Eniva Vibe dietary supplement

his_eminence

New Blood
Joined
May 21, 2003
Messages
5
My wife brought home an interesting product tonight given to her by her mother who told my wife it is just a vitamin supplement. Her mom said it would give my wife energy, etc. My wife took it, and reported that she felt like she had more energy after having taken it. Not knowing vitamins can have that immediate or drastic effect, I decided to do some research to see if it's legit. I'm more than sure it's just more homeopathic crapola seeing as how one site claims it uses "USP23 pharmaceutical grade water" put through a "Negative Field Activation" which, among other things, results in:
1) Modified bond angles
2) Enhanced electrical and physical properties
3) 3-Dimensional structuring

They also use "Vibrational Frequency Technology." Obviously this is bunk, but has anyone out there come across an article, or web site the debunks this specific product (Vibe dietary supplement made by Eniva Corp.)? Thanks in advance for any help.
 
Just looking at their own website, it appears to be little more than a multi-vitamin, with some added herbs and berry extracts.
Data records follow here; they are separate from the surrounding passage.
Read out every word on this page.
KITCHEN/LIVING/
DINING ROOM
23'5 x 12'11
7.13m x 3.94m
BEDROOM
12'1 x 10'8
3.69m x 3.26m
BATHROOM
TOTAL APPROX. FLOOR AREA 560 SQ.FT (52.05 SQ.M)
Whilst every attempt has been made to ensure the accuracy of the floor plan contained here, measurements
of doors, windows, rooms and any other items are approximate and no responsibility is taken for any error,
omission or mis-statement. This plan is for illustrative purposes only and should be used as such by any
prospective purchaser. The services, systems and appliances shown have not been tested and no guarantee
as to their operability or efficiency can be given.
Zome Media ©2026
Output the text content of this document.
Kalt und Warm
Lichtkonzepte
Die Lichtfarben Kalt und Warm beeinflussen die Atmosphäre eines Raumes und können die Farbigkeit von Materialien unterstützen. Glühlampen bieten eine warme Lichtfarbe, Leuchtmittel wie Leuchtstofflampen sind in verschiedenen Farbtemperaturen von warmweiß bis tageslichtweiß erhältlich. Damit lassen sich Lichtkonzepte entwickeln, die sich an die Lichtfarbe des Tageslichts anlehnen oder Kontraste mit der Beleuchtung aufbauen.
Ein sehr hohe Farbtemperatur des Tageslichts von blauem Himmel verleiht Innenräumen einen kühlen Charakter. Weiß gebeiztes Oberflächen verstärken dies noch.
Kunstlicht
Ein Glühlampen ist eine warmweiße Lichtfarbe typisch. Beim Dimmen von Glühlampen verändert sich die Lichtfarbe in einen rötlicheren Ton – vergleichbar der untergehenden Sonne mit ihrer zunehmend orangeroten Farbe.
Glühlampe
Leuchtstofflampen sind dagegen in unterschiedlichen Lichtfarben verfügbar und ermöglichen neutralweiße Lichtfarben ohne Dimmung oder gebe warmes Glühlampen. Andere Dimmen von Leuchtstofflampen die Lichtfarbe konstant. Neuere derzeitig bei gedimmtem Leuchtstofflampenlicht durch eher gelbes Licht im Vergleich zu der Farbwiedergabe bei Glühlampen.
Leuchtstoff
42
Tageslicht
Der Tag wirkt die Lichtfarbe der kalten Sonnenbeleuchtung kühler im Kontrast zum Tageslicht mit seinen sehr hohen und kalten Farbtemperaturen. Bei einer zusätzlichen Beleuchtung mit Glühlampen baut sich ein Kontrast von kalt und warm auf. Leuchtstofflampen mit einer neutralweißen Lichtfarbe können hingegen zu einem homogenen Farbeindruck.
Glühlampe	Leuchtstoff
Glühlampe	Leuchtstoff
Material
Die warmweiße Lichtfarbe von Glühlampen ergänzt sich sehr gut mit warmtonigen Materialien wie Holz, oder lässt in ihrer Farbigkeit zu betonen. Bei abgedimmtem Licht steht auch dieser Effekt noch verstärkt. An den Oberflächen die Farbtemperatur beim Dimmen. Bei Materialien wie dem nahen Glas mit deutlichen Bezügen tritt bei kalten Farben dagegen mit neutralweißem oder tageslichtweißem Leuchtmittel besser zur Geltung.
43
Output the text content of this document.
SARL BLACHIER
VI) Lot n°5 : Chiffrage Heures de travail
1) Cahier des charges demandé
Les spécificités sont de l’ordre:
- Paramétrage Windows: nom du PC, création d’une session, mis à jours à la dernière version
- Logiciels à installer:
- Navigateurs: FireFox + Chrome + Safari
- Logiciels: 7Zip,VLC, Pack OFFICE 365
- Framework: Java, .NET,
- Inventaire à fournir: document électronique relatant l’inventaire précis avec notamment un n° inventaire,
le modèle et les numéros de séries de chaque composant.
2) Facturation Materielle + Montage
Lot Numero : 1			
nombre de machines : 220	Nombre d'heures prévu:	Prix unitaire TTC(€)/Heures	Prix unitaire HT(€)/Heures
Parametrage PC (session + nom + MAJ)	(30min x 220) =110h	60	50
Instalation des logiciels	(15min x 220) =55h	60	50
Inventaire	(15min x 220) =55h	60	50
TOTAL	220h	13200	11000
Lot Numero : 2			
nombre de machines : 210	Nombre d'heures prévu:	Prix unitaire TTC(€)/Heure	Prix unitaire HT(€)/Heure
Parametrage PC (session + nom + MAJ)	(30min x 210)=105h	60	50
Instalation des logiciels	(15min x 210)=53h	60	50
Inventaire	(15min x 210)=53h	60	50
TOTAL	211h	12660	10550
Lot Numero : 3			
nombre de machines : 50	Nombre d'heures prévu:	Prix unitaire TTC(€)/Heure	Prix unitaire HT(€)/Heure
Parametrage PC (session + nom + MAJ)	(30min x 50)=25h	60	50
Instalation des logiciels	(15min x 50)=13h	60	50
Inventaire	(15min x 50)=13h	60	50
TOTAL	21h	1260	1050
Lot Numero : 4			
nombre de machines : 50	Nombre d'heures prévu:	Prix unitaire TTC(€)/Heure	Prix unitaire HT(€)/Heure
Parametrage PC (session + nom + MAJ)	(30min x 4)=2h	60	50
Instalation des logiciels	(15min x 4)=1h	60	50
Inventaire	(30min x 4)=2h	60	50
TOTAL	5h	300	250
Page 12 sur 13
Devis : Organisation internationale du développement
All the nonense about the water, though, indicates that they are hyping and puffing up their product way beyond the real benefits that could be derived from it. And the herbs added in are an unknown factor. Plus, it seems way overpriced (naturally). I'd stay away from something like this (due to the unknowns about the added herbs and stuff) and stick with Centrum or something along those lines, if a multi-vitamin is what I'm after. Of course, I didn't compare the vitamin concentrations against well-known brands, but that's easy enough for anyone to do, and then compare the costs.
 
That's pretty much what I figured. It's the unknown stuff I'm worried about though. And, like you said, if I'm after just vitamins, Centrum or One a Day will do fine.
 
Natural Vibrations

I saw some water in a woo shop, once, that had been somethinged with "natural frequencies". Which frequencies, do you suppose, are the natural ones? "Once a day" is pretty natural. Maybe they just leave the bottles outside in the sun for a week or two.

It never occours to these people that spiders, toadstolols, and uranium are also "natural", although Plutonium isn't.